Sometime in 2013, while I was an undergraduate student at the University of Georgia, I joined a group of counter protestors on my lunch break. We wanted to ensure students and staff walking through a busy area of campus would not feel isolated beneath the towering anti-choice signs with which a pro-life group was demonstrating. I picked up a sign and found a spot alongside the other counter protesters to hold it. It read: “How can you trust me with a child but not a choice?”
Such a sign certainly fits within the broader genre of “My Body, My Choice” language, which has been one of the most widely used slogans in the United States to demand access to reproductive healthcare. These protest slogans can be powerful. It’s a way of claiming bodily autonomy – a way of saying I am here. This is my body. With it, I will do what I want. The rhetorical question in the sign I held also works to call out the irony of state-sanctioned forced pregnancy in the U.S. through increasingly repressive legislation. At its core, though, demanding choice is a demand about individual agency – it assumes that agency is something we all have equally, that by simply being human we can make choices. But any “choice” we make is always constrained, always contingent upon the social and political infrastructures that absolutely determine who can and cannot exercise individual agency. Put simply, “choice” has only ever been available to some, and focusing on individual decision-making erases greater demands for societal, structural issues that are required to be addressed if we want to ensure that everybody can make choices for their own bodies, their own lives. That is the core problem with choice.

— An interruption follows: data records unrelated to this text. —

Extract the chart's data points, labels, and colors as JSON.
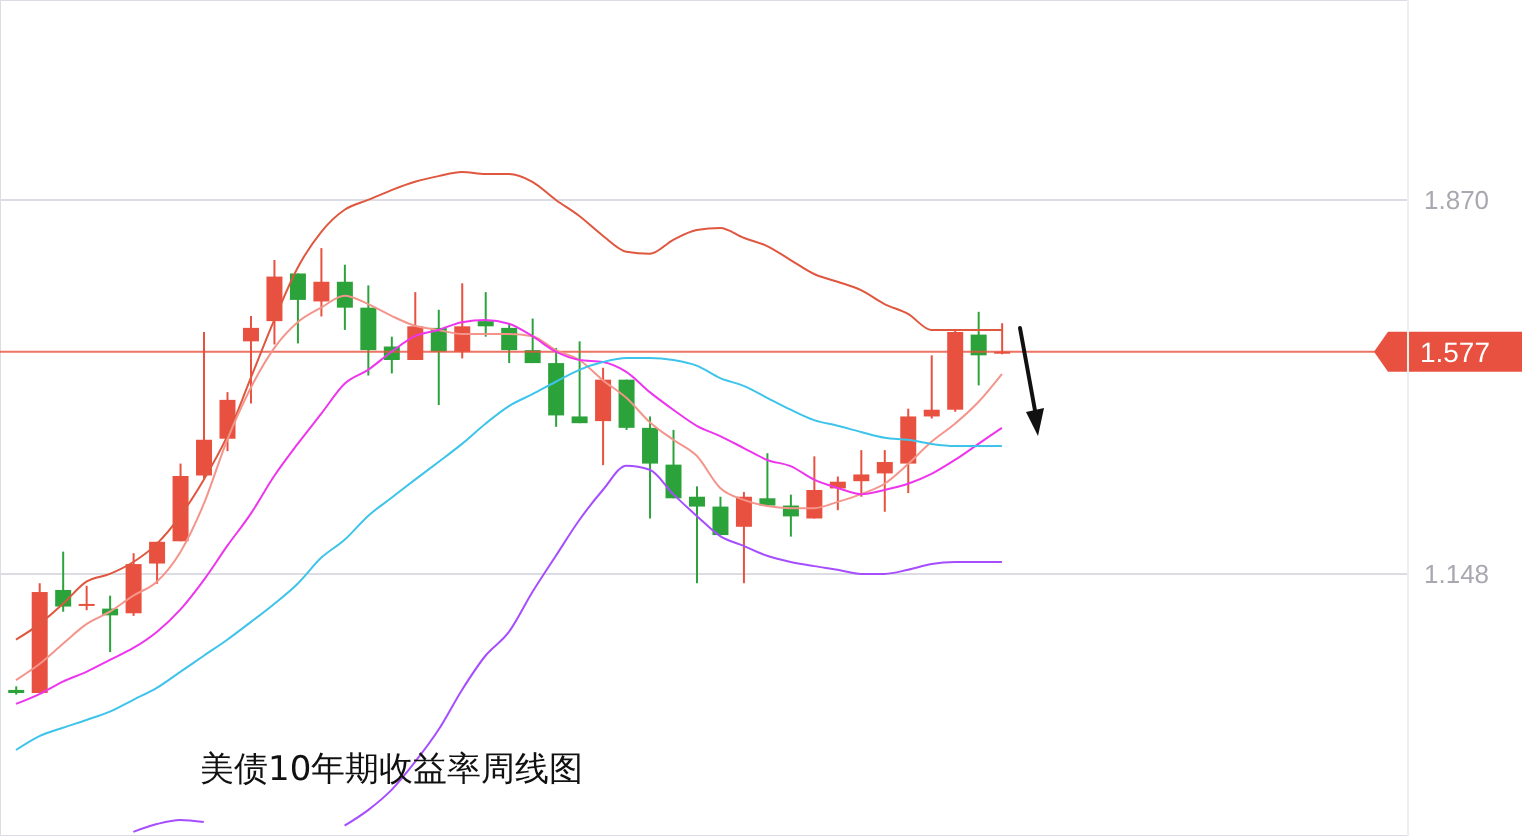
{
  "chart_data": {
    "type": "candlestick",
    "title": "美债10年期收益率周线图",
    "categories": [
      null,
      null,
      null,
      null,
      null,
      null,
      null,
      null,
      null,
      null,
      null,
      null,
      null,
      null,
      null,
      null,
      null,
      null,
      null,
      null,
      null,
      null,
      null,
      null,
      null,
      null,
      null,
      null,
      null,
      null,
      null,
      null,
      null,
      null,
      null,
      null,
      null,
      null,
      null,
      null,
      null,
      null,
      null
    ],
    "ohlc": [
      [
        0.924,
        0.931,
        0.915,
        0.918
      ],
      [
        0.918,
        1.13,
        0.918,
        1.113
      ],
      [
        1.117,
        1.191,
        1.075,
        1.085
      ],
      [
        1.088,
        1.125,
        1.078,
        1.09
      ],
      [
        1.081,
        1.106,
        0.997,
        1.068
      ],
      [
        1.072,
        1.188,
        1.067,
        1.167
      ],
      [
        1.168,
        1.21,
        1.129,
        1.21
      ],
      [
        1.211,
        1.361,
        1.211,
        1.337
      ],
      [
        1.338,
        1.615,
        1.332,
        1.407
      ],
      [
        1.409,
        1.499,
        1.385,
        1.484
      ],
      [
        1.597,
        1.646,
        1.477,
        1.623
      ],
      [
        1.636,
        1.754,
        1.591,
        1.722
      ],
      [
        1.728,
        1.728,
        1.593,
        1.677
      ],
      [
        1.674,
        1.777,
        1.645,
        1.712
      ],
      [
        1.712,
        1.745,
        1.619,
        1.662
      ],
      [
        1.662,
        1.705,
        1.531,
        1.58
      ],
      [
        1.587,
        1.606,
        1.535,
        1.561
      ],
      [
        1.561,
        1.692,
        1.561,
        1.626
      ],
      [
        1.623,
        1.658,
        1.474,
        1.577
      ],
      [
        1.577,
        1.709,
        1.564,
        1.626
      ],
      [
        1.636,
        1.692,
        1.606,
        1.626
      ],
      [
        1.623,
        1.632,
        1.555,
        1.58
      ],
      [
        1.58,
        1.641,
        1.555,
        1.555
      ],
      [
        1.555,
        1.584,
        1.432,
        1.454
      ],
      [
        1.452,
        1.597,
        1.439,
        1.439
      ],
      [
        1.443,
        1.546,
        1.358,
        1.523
      ],
      [
        1.523,
        1.523,
        1.426,
        1.43
      ],
      [
        1.43,
        1.452,
        1.255,
        1.361
      ],
      [
        1.359,
        1.426,
        1.294,
        1.294
      ],
      [
        1.297,
        1.317,
        1.13,
        1.278
      ],
      [
        1.278,
        1.297,
        1.223,
        1.223
      ],
      [
        1.239,
        1.306,
        1.13,
        1.297
      ],
      [
        1.294,
        1.381,
        1.278,
        1.28
      ],
      [
        1.28,
        1.301,
        1.22,
        1.259
      ],
      [
        1.255,
        1.375,
        1.255,
        1.31
      ],
      [
        1.313,
        1.336,
        1.271,
        1.326
      ],
      [
        1.327,
        1.387,
        1.297,
        1.34
      ],
      [
        1.342,
        1.387,
        1.268,
        1.364
      ],
      [
        1.361,
        1.467,
        1.304,
        1.452
      ],
      [
        1.452,
        1.57,
        1.448,
        1.465
      ],
      [
        1.465,
        1.619,
        1.461,
        1.615
      ],
      [
        1.61,
        1.654,
        1.512,
        1.57
      ],
      [
        1.576,
        1.632,
        1.572,
        1.577
      ]
    ],
    "colors": [
      "#2ca33a",
      "#e8513f",
      "#2ca33a",
      "#e8513f",
      "#2ca33a",
      "#e8513f",
      "#e8513f",
      "#e8513f",
      "#e8513f",
      "#e8513f",
      "#e8513f",
      "#e8513f",
      "#2ca33a",
      "#e8513f",
      "#2ca33a",
      "#2ca33a",
      "#2ca33a",
      "#e8513f",
      "#2ca33a",
      "#e8513f",
      "#2ca33a",
      "#2ca33a",
      "#2ca33a",
      "#2ca33a",
      "#2ca33a",
      "#e8513f",
      "#2ca33a",
      "#2ca33a",
      "#2ca33a",
      "#2ca33a",
      "#2ca33a",
      "#e8513f",
      "#2ca33a",
      "#2ca33a",
      "#e8513f",
      "#e8513f",
      "#e8513f",
      "#e8513f",
      "#e8513f",
      "#e8513f",
      "#e8513f",
      "#2ca33a",
      "#e8513f"
    ],
    "series": [
      {
        "type": "line",
        "color": "#e0573f",
        "values": [
          1.021,
          1.051,
          1.09,
          1.133,
          1.148,
          1.171,
          1.206,
          1.26,
          1.33,
          1.414,
          1.526,
          1.638,
          1.739,
          1.808,
          1.851,
          1.87,
          1.889,
          1.905,
          1.916,
          1.924,
          1.92,
          1.92,
          1.905,
          1.87,
          1.839,
          1.801,
          1.77,
          1.766,
          1.793,
          1.812,
          1.816,
          1.797,
          1.781,
          1.754,
          1.727,
          1.712,
          1.696,
          1.669,
          1.65,
          1.619,
          1.619,
          1.619,
          1.619
        ]
      },
      {
        "type": "line",
        "color": "#f4958b",
        "values": [
          0.943,
          0.974,
          1.013,
          1.051,
          1.075,
          1.106,
          1.133,
          1.19,
          1.283,
          1.407,
          1.507,
          1.584,
          1.634,
          1.662,
          1.685,
          1.669,
          1.646,
          1.627,
          1.619,
          1.611,
          1.611,
          1.611,
          1.607,
          1.58,
          1.561,
          1.522,
          1.488,
          1.441,
          1.407,
          1.376,
          1.314,
          1.291,
          1.279,
          1.275,
          1.275,
          1.287,
          1.302,
          1.322,
          1.36,
          1.403,
          1.438,
          1.48,
          1.534
        ]
      },
      {
        "type": "line",
        "color": "#ee35ee",
        "values": [
          0.897,
          0.916,
          0.94,
          0.959,
          0.982,
          1.005,
          1.036,
          1.079,
          1.136,
          1.202,
          1.264,
          1.337,
          1.399,
          1.457,
          1.515,
          1.542,
          1.577,
          1.607,
          1.619,
          1.634,
          1.638,
          1.631,
          1.607,
          1.577,
          1.561,
          1.557,
          1.538,
          1.499,
          1.465,
          1.434,
          1.414,
          1.391,
          1.368,
          1.356,
          1.33,
          1.314,
          1.302,
          1.31,
          1.322,
          1.341,
          1.368,
          1.399,
          1.43
        ]
      },
      {
        "type": "line",
        "color": "#3ec4ea",
        "values": [
          0.808,
          0.835,
          0.851,
          0.866,
          0.882,
          0.905,
          0.928,
          0.959,
          0.99,
          1.021,
          1.055,
          1.09,
          1.129,
          1.179,
          1.214,
          1.26,
          1.295,
          1.33,
          1.364,
          1.399,
          1.438,
          1.472,
          1.495,
          1.519,
          1.542,
          1.557,
          1.565,
          1.565,
          1.561,
          1.55,
          1.526,
          1.511,
          1.488,
          1.465,
          1.445,
          1.434,
          1.422,
          1.411,
          1.407,
          1.399,
          1.395,
          1.395,
          1.395
        ]
      },
      {
        "type": "line",
        "color": "#a64dff",
        "values": [
          null,
          null,
          null,
          null,
          null,
          0.65,
          0.665,
          0.673,
          0.669,
          null,
          null,
          null,
          null,
          null,
          0.662,
          0.692,
          0.731,
          0.785,
          0.847,
          0.924,
          0.99,
          1.036,
          1.113,
          1.183,
          1.252,
          1.31,
          1.357,
          1.349,
          1.302,
          1.26,
          1.221,
          1.202,
          1.183,
          1.171,
          1.163,
          1.156,
          1.148,
          1.148,
          1.156,
          1.167,
          1.171,
          1.171,
          1.171
        ]
      }
    ],
    "ylim": [
      0.642,
      2.256
    ],
    "yticks": [
      1.148,
      {
        "value": 1.87,
        "label": "1.870"
      }
    ],
    "ref_lines": [
      {
        "axis": "y",
        "value": 1.577,
        "label": "1.577",
        "color": "#e8513f"
      }
    ],
    "grid": true,
    "tick_labels": "y"
  }
}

With the recent Supreme Court decision released on June 24, 2022, which means we no longer have federal protection for abortion access up to the point of viability, it’s more important than ever that we ensure our messaging is maximally powerful and maximally inclusive for everybody who will be differentially affected by this repressive legislation. As an activist and a PhD candidate studying rhetoric and communication, I am acutely aware of the power of social movement rhetorics - the messages, tactics, and strategies used by groups to champion issues of significance. For decades and decades, feminist social movement scholars before me have made compelling arguments about why messaging matters so much, especially in social movements for access to reproductive healthcare. Of course, this also entails thinking about the kinds of messaging that does not work; “choice” is one such example.